Causes and Consequences of a Current Account Deficit Flashcards
(15 cards)
What are the main demand-side causes of a current account deficit?
1️⃣ Strong domestic economic growth → higher incomes → more spending on imports → money leaves the country.
2️⃣ Overseas recession → foreign incomes fall → demand for exports decreases → export revenue falls.
3️⃣ Strong exchange rate → makes exports more expensive, imports cheaper → worsens trade balance.
How does a strong exchange rate cause a current account deficit?
Exports become expensive for foreigners → export volumes and revenue drop.
Imports become cheaper → import volumes and spending rise.
Net effect: money outflow rises, worsening current account position.
What are key supply-side causes of a current account deficit?
- Low investment → less capacity & innovation.
- Low productivity → less competitive.
- High relative inflation → exports less price competitive.
- High unit labour costs → increases export prices.
- Poor quality or outdated products.
- Depletion of natural resources → less export revenue.
Why are supply-side causes often more problematic than demand-side?
Supply-side problems are often structural and long-term, meaning the deficit may persist without fundamental reforms.
Demand shocks can be temporary and reversible.
What are possible economic consequences of a current account deficit?
- Need to finance deficit through borrowing → rising foreign debt.
- Depreciation pressure on currency → inflation risk.
- Loss of investor confidence if deficit is large or persistent.
- Potential reduction in economic growth if deficit reflects competitiveness problems.
- Vulnerability to external shocks.
When might a current account deficit not be problematic?
- If deficit finances investment that boosts future productive capacity.
- If funded by stable FDI rather than volatile portfolio flows.
- If deficit size relative to GDP is manageable and temporary.
- If offset by surplus in capital and financial accounts.
How can a country improve its current account position?

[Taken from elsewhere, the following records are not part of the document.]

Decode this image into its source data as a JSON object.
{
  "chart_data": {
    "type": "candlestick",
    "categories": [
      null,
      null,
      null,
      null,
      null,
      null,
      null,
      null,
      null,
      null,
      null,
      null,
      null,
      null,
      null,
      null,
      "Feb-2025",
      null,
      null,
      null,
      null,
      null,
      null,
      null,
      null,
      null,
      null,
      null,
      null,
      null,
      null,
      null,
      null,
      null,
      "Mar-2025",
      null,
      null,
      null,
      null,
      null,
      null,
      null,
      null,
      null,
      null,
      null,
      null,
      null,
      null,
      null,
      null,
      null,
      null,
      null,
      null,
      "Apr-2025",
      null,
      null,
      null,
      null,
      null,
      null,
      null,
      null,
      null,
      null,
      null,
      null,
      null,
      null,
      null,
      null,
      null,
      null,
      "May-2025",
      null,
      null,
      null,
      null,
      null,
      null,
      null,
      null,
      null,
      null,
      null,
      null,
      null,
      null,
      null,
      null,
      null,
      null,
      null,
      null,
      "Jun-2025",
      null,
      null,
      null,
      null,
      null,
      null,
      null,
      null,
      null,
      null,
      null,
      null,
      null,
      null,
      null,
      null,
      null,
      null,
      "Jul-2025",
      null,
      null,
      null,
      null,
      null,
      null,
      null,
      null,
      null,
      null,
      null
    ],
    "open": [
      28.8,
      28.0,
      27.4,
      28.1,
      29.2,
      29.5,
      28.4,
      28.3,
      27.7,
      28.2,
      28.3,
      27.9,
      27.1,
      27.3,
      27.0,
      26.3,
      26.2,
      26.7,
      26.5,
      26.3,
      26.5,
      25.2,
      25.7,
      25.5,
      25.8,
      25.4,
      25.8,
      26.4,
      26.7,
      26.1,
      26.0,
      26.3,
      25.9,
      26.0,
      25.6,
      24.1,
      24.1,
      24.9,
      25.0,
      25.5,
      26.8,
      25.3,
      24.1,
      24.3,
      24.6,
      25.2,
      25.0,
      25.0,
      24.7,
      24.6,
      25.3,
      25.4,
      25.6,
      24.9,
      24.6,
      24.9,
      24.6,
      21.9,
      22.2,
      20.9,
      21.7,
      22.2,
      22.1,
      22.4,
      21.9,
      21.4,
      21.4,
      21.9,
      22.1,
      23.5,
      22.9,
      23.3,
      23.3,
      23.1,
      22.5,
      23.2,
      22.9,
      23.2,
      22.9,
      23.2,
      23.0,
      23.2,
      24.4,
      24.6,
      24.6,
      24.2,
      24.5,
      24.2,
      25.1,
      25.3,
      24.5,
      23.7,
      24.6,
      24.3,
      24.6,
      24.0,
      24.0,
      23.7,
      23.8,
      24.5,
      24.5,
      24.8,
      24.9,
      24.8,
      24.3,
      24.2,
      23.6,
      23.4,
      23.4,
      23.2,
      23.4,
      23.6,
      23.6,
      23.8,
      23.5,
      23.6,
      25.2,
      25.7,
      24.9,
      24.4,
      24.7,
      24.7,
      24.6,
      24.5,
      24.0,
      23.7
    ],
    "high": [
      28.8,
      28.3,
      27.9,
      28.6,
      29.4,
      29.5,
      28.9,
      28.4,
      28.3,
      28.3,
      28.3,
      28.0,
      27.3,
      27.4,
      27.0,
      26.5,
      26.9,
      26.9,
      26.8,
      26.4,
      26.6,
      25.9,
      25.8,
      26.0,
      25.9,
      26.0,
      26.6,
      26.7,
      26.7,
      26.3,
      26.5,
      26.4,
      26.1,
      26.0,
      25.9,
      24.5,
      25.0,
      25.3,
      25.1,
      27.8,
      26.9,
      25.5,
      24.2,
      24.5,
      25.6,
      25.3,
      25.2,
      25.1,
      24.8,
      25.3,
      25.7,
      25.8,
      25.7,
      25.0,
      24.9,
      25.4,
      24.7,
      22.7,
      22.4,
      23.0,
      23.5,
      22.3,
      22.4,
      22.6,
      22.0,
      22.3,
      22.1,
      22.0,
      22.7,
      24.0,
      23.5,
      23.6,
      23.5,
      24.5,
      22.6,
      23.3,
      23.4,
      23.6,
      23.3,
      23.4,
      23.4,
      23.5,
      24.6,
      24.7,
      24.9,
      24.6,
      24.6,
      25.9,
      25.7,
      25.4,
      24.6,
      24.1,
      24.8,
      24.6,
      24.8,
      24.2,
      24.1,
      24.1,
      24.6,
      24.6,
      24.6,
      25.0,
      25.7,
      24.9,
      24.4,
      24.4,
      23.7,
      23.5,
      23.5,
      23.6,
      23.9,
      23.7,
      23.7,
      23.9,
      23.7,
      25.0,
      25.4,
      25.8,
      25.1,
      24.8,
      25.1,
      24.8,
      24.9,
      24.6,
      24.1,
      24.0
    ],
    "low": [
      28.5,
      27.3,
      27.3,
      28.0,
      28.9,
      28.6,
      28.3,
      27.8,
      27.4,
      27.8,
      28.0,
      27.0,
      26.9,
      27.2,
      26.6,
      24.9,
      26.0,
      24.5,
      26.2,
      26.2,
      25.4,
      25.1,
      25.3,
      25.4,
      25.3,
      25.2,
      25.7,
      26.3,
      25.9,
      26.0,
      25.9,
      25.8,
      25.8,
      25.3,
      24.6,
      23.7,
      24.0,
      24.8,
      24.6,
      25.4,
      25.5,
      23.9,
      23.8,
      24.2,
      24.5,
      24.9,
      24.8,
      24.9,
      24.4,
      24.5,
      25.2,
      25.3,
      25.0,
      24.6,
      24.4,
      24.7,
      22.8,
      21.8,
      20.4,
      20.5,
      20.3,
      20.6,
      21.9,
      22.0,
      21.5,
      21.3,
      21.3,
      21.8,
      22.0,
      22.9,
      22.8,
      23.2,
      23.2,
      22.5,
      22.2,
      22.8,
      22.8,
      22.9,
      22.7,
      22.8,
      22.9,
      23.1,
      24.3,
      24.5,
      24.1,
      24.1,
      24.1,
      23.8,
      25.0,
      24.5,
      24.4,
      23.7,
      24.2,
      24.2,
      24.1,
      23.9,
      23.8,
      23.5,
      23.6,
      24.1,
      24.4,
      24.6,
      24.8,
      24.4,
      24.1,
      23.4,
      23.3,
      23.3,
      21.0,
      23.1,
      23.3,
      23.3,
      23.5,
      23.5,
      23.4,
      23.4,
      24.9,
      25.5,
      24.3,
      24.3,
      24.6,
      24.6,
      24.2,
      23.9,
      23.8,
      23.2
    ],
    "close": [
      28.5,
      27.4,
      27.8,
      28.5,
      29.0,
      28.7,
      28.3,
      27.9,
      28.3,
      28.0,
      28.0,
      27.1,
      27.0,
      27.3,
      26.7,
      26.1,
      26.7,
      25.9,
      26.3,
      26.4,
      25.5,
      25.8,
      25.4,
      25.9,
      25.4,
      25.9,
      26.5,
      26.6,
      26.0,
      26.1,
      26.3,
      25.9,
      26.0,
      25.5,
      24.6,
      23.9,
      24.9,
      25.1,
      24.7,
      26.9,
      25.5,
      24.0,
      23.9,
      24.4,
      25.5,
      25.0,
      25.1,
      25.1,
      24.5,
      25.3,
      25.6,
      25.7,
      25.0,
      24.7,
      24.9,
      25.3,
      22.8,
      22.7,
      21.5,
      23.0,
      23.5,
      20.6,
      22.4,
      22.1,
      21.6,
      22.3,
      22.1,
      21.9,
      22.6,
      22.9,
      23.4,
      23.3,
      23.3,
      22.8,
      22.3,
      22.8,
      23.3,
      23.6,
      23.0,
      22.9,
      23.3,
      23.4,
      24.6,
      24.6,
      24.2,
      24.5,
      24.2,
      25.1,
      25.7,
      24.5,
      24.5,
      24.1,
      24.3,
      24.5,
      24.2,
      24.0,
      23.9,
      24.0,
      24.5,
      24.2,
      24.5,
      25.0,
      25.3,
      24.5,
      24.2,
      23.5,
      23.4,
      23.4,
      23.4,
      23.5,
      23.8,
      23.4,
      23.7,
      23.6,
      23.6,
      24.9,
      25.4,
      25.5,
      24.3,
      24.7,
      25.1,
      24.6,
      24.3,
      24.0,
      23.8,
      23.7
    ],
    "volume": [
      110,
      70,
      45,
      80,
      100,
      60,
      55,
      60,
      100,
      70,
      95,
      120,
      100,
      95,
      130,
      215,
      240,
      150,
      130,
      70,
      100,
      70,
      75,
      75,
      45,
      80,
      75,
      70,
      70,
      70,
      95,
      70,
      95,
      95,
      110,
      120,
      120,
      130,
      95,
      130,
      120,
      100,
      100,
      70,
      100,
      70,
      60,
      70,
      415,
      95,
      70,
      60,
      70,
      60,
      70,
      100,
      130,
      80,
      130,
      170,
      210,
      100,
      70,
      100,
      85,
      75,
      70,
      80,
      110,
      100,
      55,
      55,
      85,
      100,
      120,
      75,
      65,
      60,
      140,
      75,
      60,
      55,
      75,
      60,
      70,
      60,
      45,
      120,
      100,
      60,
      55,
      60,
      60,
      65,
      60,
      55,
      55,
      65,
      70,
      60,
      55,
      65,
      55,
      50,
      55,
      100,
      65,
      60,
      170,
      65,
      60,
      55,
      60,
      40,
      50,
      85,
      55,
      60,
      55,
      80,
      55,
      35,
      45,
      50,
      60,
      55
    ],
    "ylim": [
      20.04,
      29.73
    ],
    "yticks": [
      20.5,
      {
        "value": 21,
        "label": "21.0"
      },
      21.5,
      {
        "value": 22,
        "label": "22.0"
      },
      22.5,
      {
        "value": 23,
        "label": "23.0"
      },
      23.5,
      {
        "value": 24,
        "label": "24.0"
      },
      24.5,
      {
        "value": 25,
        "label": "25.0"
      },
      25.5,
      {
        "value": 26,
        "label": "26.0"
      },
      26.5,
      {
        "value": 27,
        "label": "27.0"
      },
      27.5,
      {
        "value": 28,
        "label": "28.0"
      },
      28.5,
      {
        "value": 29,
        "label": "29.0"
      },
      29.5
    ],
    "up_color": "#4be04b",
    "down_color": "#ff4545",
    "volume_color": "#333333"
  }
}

- Depreciate exchange rate to boost exports and reduce imports.
- Improve productivity and competitiveness.
- Diversify exports.
- Implement fiscal or monetary policies to reduce import demand.
- Supply-side reforms (education, infrastructure, innovation).
What is the formula for Aggregate Demand (AD)?
AD = C + I + G + (X – M)
(Consumption + Investment + Government spending + Net exports)
What happens when AD falls (shifts left)?
A decrease in economic growth, lower price levels, increased unemployment, and reduced output (lower real GDP).
How does a fall in AD affect the labour market?
Lower demand for goods → less production → lower demand for labour → higher unemployment.
How can a current account deficit (CAD) affect AD?
A rising CAD (i.e. more imports than exports) reduces net exports (X - M), which reduces AD.
What are the possible consequences of a CAD on the macroeconomy?
Negative economic growth
Higher unemployment
Weaker currency (in the long run)
Reduced national income
Can a current account deficit be a sign of strength?
Yes – if it’s caused by high consumer spending or investment, it may reflect strong domestic growth.
What does the effect of a CAD on AD depend on?
The size and persistence of the deficit
Whether it’s financed sustainably
Whether it’s driven by imports of capital goods or excessive consumption
The openness of the economy
Why might a current account deficit not matter much?
If the deficit is small or temporary, or if it’s due to imports of investment goods that raise future growth potential.